The FCC VGO feed sulfur content will be reduced to 700 ppm, while the sulfur content of diesel cuts will decrease to 10 ppm, Axens said.
Honeywell’s UOP LLC, Des Plaines, Ill., has been licensed by IOC to provide the Paradip refinery UOP’s proprietary continuous catalytic reforming (CCR) platforming technology for a 2.9 million-tpy CCR unit; process technologies for a 3.9 million-tpy naphtha hydrotreating unit and 300-tpy butane isomerization unit; and its technologies for a 1.2 million-tpy paraxylene unit, according to a series of presentations from IOC.
Basell Poliolefine Italia SRL, Ferrara, Italy, a subsidiary of LyondellBasell, will provide its Spheripol polypropylene (PP) process technology to Paradip for the refinery’s 680,000-tpy PP plant, which will consist of two 340,000-tpy production trains, according to a November 2014 tender notice from IOC.
ExxonMobil Research & Engineering Co. will supply the Paradip refinery its proprietary sulfuric acid alkylation technology for a 650-tpy alkylation unit.
The refinery’s 4.2 million-tpy FCC will use INDMAX, a novel technology developed by IOC’s research and development division, to produce a high-yield of light olefins and high-octane gasoline from an array of petroleum fractions.
INDMAX technology, which is being licensed globally by Lummus Technology Inc., a subsidiary of CB&I, Houston, has been implemented since 2003 in a 100,000-tpy unit at IOC’s Guwahati refinery in Assam, India, since 2003, the company said.

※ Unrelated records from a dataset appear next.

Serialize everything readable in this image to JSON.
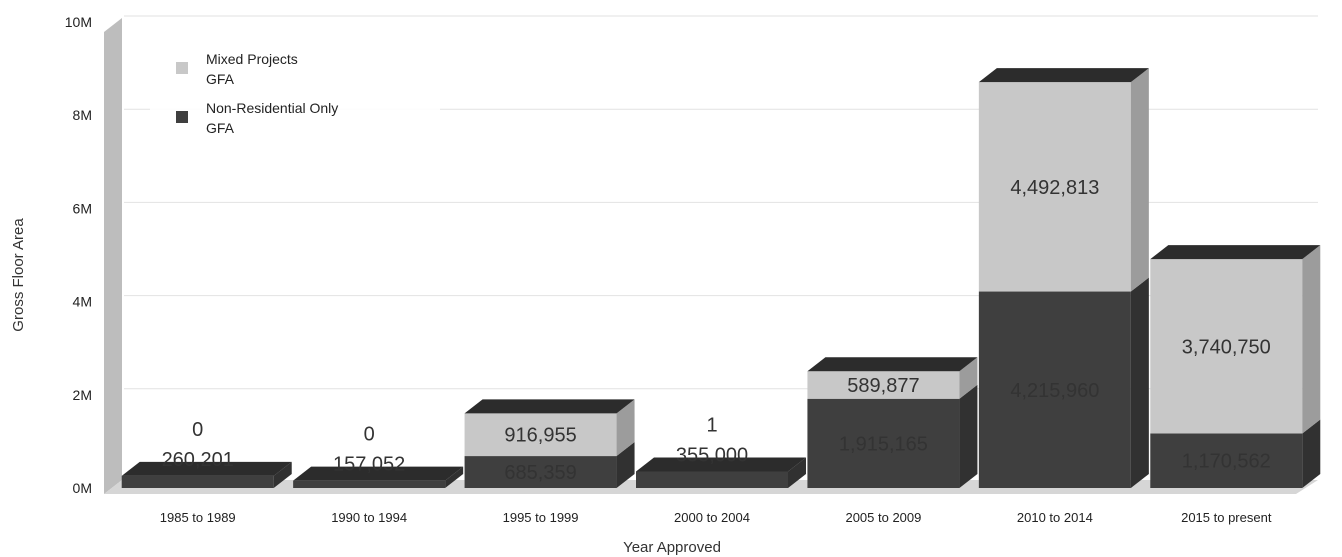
{
  "chart_data": {
    "type": "bar",
    "stacked": true,
    "three_d": true,
    "categories": [
      "1985 to 1989",
      "1990 to 1994",
      "1995 to 1999",
      "2000 to 2004",
      "2005 to 2009",
      "2010 to 2014",
      "2015 to present"
    ],
    "series": [
      {
        "name": "Non-Residential Only GFA",
        "name_lines": [
          "Non-Residential Only",
          "GFA"
        ],
        "values": [
          260201,
          157052,
          685359,
          355000,
          1915165,
          4215960,
          1170562
        ],
        "labels": [
          "260,201",
          "157,052",
          "685,359",
          "355,000",
          "1,915,165",
          "4,215,960",
          "1,170,562"
        ],
        "color": "#3f3f3f"
      },
      {
        "name": "Mixed Projects GFA",
        "name_lines": [
          "Mixed Projects",
          "GFA"
        ],
        "values": [
          0,
          0,
          916955,
          1,
          589877,
          4492813,
          3740750
        ],
        "labels": [
          "0",
          "0",
          "916,955",
          "1",
          "589,877",
          "4,492,813",
          "3,740,750"
        ],
        "color": "#c8c8c8"
      }
    ],
    "xlabel": "Year Approved",
    "ylabel": "Gross Floor Area",
    "yticks": [
      "0M",
      "2M",
      "4M",
      "6M",
      "8M",
      "10M"
    ],
    "ylim": [
      0,
      10000000
    ],
    "legend": "top-left",
    "grid": true
  }
}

Equipped with first-time technological features such as a flue gas desulfurization plant and vapor recovery system, the Paradip refinery will operate with minimum impact to the environment, IOC said.
Shell Cansolv has provided IOC a process design package for its CANSOLV sulfur dioxide scrubbing system that will be used for the two regenerative flue gas desulfurization units to be installed downstream of Paradip’s seven utility boilers, SGS said.

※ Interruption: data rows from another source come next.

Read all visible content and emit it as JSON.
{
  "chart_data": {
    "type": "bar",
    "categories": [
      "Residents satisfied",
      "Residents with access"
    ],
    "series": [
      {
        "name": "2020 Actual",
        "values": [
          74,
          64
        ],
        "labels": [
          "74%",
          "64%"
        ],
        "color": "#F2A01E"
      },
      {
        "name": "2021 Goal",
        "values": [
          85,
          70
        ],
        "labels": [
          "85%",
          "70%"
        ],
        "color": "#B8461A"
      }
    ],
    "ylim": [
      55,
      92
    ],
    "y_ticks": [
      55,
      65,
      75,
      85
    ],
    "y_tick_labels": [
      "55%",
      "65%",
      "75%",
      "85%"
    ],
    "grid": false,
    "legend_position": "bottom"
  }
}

SO2 from the flue gases generated in the utility boilers, which fire high-sulfur fuel oil, will be absorbed into a proprietary CANSOLV solvent that will be regenerated to recover the SO2, SGS said.
“The CANSOLV SO2 scrubbing systems will treat the flue gas from the utility boilers to produce sulfur and lower the SO2 concentration to reach the target emission levels to atmosphere,” said Joe Gelder, Shell Cansolv’s business developer for oil and gas.

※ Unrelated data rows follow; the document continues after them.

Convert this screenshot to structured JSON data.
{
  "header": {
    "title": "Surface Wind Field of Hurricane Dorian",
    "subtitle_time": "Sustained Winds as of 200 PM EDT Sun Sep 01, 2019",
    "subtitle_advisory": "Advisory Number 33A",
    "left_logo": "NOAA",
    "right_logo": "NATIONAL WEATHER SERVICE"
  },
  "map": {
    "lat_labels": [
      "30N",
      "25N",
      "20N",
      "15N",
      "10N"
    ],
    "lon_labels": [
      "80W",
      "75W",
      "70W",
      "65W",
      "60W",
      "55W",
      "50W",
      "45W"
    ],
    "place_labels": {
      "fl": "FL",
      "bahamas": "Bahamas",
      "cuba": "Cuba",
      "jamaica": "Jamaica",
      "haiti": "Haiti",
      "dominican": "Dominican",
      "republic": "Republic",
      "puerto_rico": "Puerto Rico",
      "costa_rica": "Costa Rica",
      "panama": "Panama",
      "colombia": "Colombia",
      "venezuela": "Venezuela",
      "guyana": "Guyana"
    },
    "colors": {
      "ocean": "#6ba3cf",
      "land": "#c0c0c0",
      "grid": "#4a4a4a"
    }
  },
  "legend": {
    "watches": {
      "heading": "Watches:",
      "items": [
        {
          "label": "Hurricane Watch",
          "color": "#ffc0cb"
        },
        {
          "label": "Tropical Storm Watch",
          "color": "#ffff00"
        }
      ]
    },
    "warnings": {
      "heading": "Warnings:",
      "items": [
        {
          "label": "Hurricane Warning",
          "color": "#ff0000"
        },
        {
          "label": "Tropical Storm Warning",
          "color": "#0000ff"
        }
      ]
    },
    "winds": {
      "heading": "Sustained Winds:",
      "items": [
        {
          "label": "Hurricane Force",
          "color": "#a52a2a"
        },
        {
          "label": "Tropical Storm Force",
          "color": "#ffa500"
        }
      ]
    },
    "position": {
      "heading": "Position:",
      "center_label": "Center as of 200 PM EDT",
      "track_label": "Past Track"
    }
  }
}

Shell Cansolv described the design package for Paradip’s SO2 scrubbing scheme as follows:
• The refinery will have two identical parallel trains of absorbers–regenerators; each will treat half the combined flue gas from the seven utility boilers.
• The trains will share a central lean solvent storage tank and a solvent purification unit.
• The total flue gas flow rate from the seven boilers will be about 1.55 million cu m/hr, with the SO2 content of flue gas at about 6,750 ppm by volume (ppmv) on a dry basis.
• The CANSOLV system will recover about 96% of SO2 in the flue gas, leaving SO2 levels in the treated gas at less than 268 ppmv on a dry basis.
• Two regenerators will strip the absorbed SO2 from the absorbent.
• The SO2 from each stripper will then be compressed and cooled before passing to a sulfur recovery unit for conversion into saleable sulfur.
• The stripped absorbent will also be cooled and then returned to the absorbers to treat more flue gas.
This closed-loop cycle to be implemented at Paradip is in contrast to traditional, nonregenerative methods such as alkali scrubbing, which consumes large volumes of alkali chemical and produces high volumes of environmentally unfriendly process waste for landfill or waste-water treatment, according to Shell Cansolv.